R. Algo que a mí también me llama poderosamente la atención es la tardanza para dar el visto bueno a innovaciones terapéuticas que se han aprobado en la Agencia Europea del medicamento (EMA) y que aquí tengamos 661 días de retraso en muchas terapias y fármacos que para muchos enfermos y sus familias son absolutamente esenciales.
Más cuando estás afectado por una enfermedad rara, o para la que no haya una solución de un medicamento en el Sistema Nacional de Salud, y conoces que ya está aprobado alguno por la Agencia Europea del Medicamento (EMA)... Hay que ponerse en la piel de ese enfermo y de esa familia. Ello, sabiendo que ese fármaco les va a dar más años de vida o va a mejorar sus condiciones de vida. Es primordial.
Cuando Pedro Sánchez llegó al Gobierno, este margen estaba en 300 días y hoy está en 661 días. Se ha duplicado, lo que significa paralizar la innovación en España, romper la esperanza de muchos enfermos y de sus familias para acceder a fármacos, a terapias que ya existen y que les permitiría, al menos, vivir en una situación de cronicidad y en unas mejores condiciones de vida.

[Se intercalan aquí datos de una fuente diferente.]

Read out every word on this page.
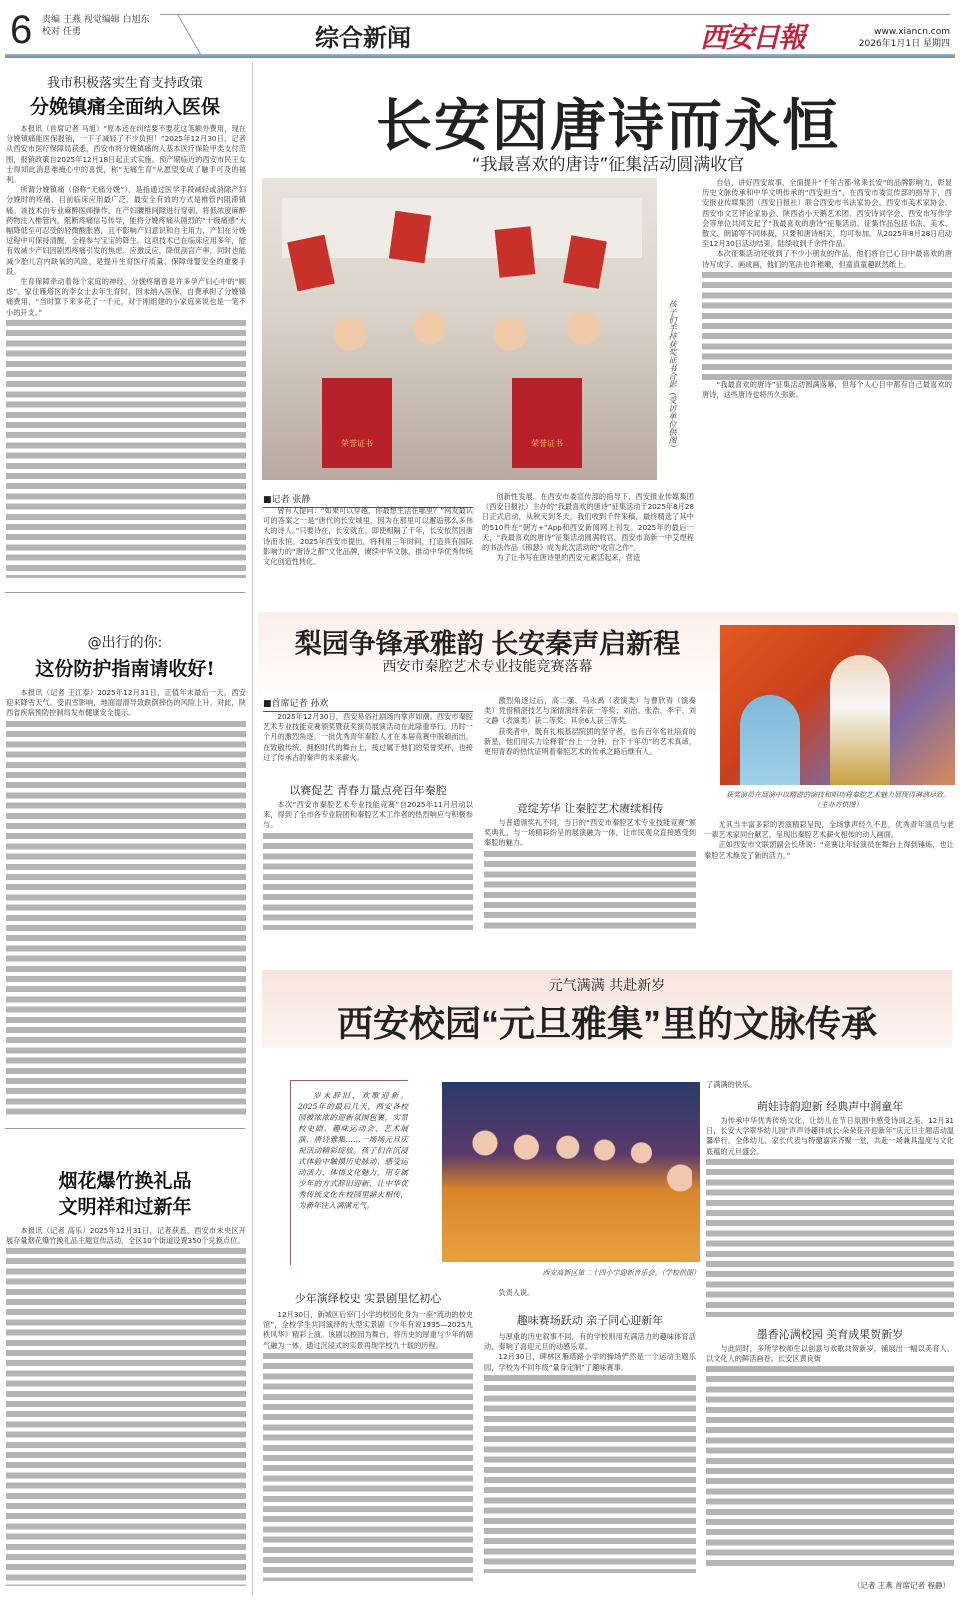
6 责编 王燕 视觉编辑 白旭东
校对 任勇	综合新闻	西安日報	www.xiancn.com
2026年1月1日 星期四
我市积极落实生育支持政策
分娩镇痛全面纳入医保

本报讯（首席记者 马旭）“原本还在纠结要不要花这笔额外费用，现在分娩镇痛能医保报销，一下子减轻了不少负担！”2025年12月30日，记者从西安市医疗保障局获悉，西安市将分娩镇痛的人基本医疗保险甲类支付范围，报销政策自2025年12月18日起正式实施。预产期临近的西安市民王女士得知此消息难掩心中的喜悦，称“无痛生育”从愿望变成了触手可及的福利。

所谓分娩镇痛（俗称“无痛分娩”），是指通过医学手段减轻或消除产妇分娩时的疼痛，目前临床应用最广泛、最安全有效的方式是椎管内阻滞镇痛。该技术由专业麻醉医师操作，在产妇腰椎间隙进行穿刺，将低浓度麻醉药物注入椎管内，阻断疼痛信号传导，能将分娩疼痛从剧烈的“十级痛感”大幅降低至可忍受的轻微酸胀感，且不影响产妇意识和自主用力，产妇在分娩过程中可保持清醒，全程参与宝宝的降生。这项技术已在临床应用多年，能有效减少产妇因剧烈疼痛引发的焦虑、应激反应，降低剖宫产率，同时也能减少胎儿宫内缺氧的风险，是提升生育医疗质量、保障母婴安全的重要手段。

生育保障牵动着每个家庭的神经，分娩疼痛曾是许多孕产妇心中的“顾虑”。家住雁塔区的李女士去年生育时，因未纳入医保，自费承担了分娩镇痛费用，“当时算下来多花了一千元，对于刚组建的小家庭来说也是一笔不小的开支。”

@出行的你:
这份防护指南请收好!

本报讯（记者 王江泰）2025年12月31日，正值年末最后一天，西安迎来降雪天气。受雨雪影响，地面湿滑导致跌倒摔伤的风险上升。对此，陕西省疾病预防控制局发布健康安全提示。

烟花爆竹换礼品
文明祥和过新年

本报讯（记者 高乐）2025年12月31日，记者获悉，西安市未央区开展存量烟花爆竹换礼品主题宣传活动，全区10个街道设置350个兑换点位。

长安因唐诗而永恒
“我最喜欢的唐诗”征集活动圆满收官
荣誉证书	荣誉证书	孩子们手持获奖证书合影（受访单位供图）
■记者 张静

曾有人提问：“如果可以穿越，你最想生活在哪里？”网友最认可的答案之一是“唐代的长安城里，因为在那里可以邂逅那么多伟大的诗人。”只要诗在，长安就在。即使相隔了千年，长安依然因唐诗而永恒。2025年西安市提出，将利用三年时间，打造具有国际影响力的“唐诗之都”文化品牌，赓续中华文脉，推动中华优秀传统文化创造性转化、

创新性发展。在西安市委宣传部的指导下，西安报业传媒集团（西安日报社）主办的“我最喜欢的唐诗”征集活动于2025年8月28日正式启动，从秋天到冬天，我们收到千件来稿，最终精选了其中的510件在“朝方+”App和西安新闻网上刊发。2025年的最后一天，“我最喜欢的唐诗”征集活动圆满收官，西安市高新一中艾煜程的书法作品《锦瑟》成为此次活动的“收官之作”。

为了让书写在唐诗里的西安元素活起来，营造

自信，讲好西安故事，全面提升“千年古都·常来长安”的品牌影响力，彰显历史文脉传承和中华文明传承的“西安担当”，在西安市委宣传部的指导下，西安报业传媒集团（西安日报社）联合西安市书法家协会、西安市美术家协会、西安市文艺评论家协会、陕西省小天鹅艺术团、西安诗词学会、西安市写作学会等单位共同发起了“我最喜欢的唐诗”征集活动。征集作品包括书法、美术、散文、朗诵等不同体裁，只要和唐诗相关，均可参加。从2025年8月28日启动至12月30日活动结束，陆续收到千余件作品。

本次征集活动还收到了不少小朋友的作品，他们将自己心目中最喜欢的唐诗写成字、画成画，他们的笔法也许稚嫩，但童真童趣跃然纸上。

“我最喜欢的唐诗”征集活动圆满落幕，但每个人心目中都有自己最喜欢的唐诗，这些唐诗也将历久弥新。

梨园争锋承雅韵 长安秦声启新程
西安市秦腔艺术专业技能竞赛落幕
获奖演员在展演中以精湛的演技和唱功将秦腔艺术魅力展现得淋漓尽致。（主办方供图）
■首席记者 孙欢

2025年12月30日，西安易俗社剧场内掌声如潮。西安市秦腔艺术专业技能竞赛颁奖暨获奖演员展演活动在此隆重举行。历时一个月的激烈角逐，一批优秀青年秦腔人才在本届竞赛中脱颖而出，在致敬传统、拥抱时代的舞台上，接过属于他们的荣誉奖杯，也接过了传承古韵秦声的未来薪火。

以赛促艺 青春力量点亮百年秦腔

本次“西安市秦腔艺术专业技能竞赛”自2025年11月启动以来，得到了全市各专业院团和秦腔艺术工作者的热烈响应与积极参与。

激烈角逐过后，高二强、马永禹（表演类）与曹欣青（演奏类）凭借精湛技艺与深情演绎荣获一等奖；刘治、张浩、李宇、刘文静（表演类）获二等奖；其余6人获三等奖。

获奖者中，既有扎根基层院团的坚守者，也有百年名社培育的新星，他们用实力诠释着“台上一分钟，台下十年功”的艺术真谛，更用青春的热忱证明着秦腔艺术的传承之路后继有人。

竞绽芳华 让秦腔艺术赓续相传

与普通颁奖礼不同，当日的“西安市秦腔艺术专业技能竞赛”颁奖典礼，与一场精彩纷呈的展演融为一体，让市民观众直接感受到秦腔的魅力。

尤其当丰富多彩的表演精彩呈现，全场掌声经久不息，优秀青年演员与老一辈艺术家同台献艺，呈现出秦腔艺术薪火相传的动人画面。

正如西安市文联团副会长所说：“竞赛让年轻演员在舞台上得到锤炼，也让秦腔艺术焕发了新的活力。”

元气满满 共赴新岁
西安校园“元旦雅集”里的文脉传承
岁末辞旧，欢歌迎新。2025年的最后几天，西安各校园被浓浓的迎新氛围包裹，实景校史剧、趣味运动会、艺术展演、唐诗雅集……一场场元旦庆祝活动精彩绽放。孩子们在沉浸式体验中触摸历史脉动、感受运动活力、体悟文化魅力，用专属少年的方式辞旧迎新，让中华优秀传统文化在校园里薪火相传，为新年注入满满元气。
西安高新区第二十四小学迎新音乐会。（学校供图）
少年演绎校史 实景剧里忆初心

12月30日，新城区后宰门小学的校园化身为一座“流动的校史馆”，全校学生共同演绎的大型实景剧《少年有说1935—2025九秩风华》精彩上演。该剧以校园为舞台，将历史的厚重与少年的朝气融为一体，通过沉浸式的实景再现学校九十载的历程。

负责人说。

趣味赛场跃动 亲子同心迎新年

与厚重的历史叙事不同，有的学校则用充满活力的趣味体育活动，奏响了喜迎元旦的动感乐章。

12月30日，碑林区雁塔路小学的操场俨然是一个运动主题乐园，学校为不同年级“量身定制”了趣味赛事。

了满满的快乐。
萌娃诗韵迎新 经典声中润童年

为传承中华优秀传统文化，让幼儿在节日氛围中感受诗词之美，12月31日，长安大学翠华幼儿园“声声诗趣伴成长·朵朵花开迎新年”庆元旦主题活动温馨举行。全体幼儿、家长代表与特邀嘉宾齐聚一堂，共赴一场兼具温度与文化底蕴的元旦盛会。

墨香沁满校园 美育成果贺新岁

与此同时，多所学校师生以创意与欢歌共贺新岁，铺展出一幅以美育人、以文化人的鲜活画卷。长安区黄良街

（记者 王燕 首席记者 程静）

Esta Ley de los Medicamentos tampoco da respuesta a facilitar y agilizar los procesos de aprobación de medicamentos y de terapias que ya están aprobadas por la EMA. Agilidad, certeza y ser previsibles en esta materia es lo que necesitamos, porque estamos hablando de pacientes, de profesionales y de una industria que necesita certezas en un momento tan complejo desde el punto de vista geoestratégico y geopolítico como el que estamos viviendo.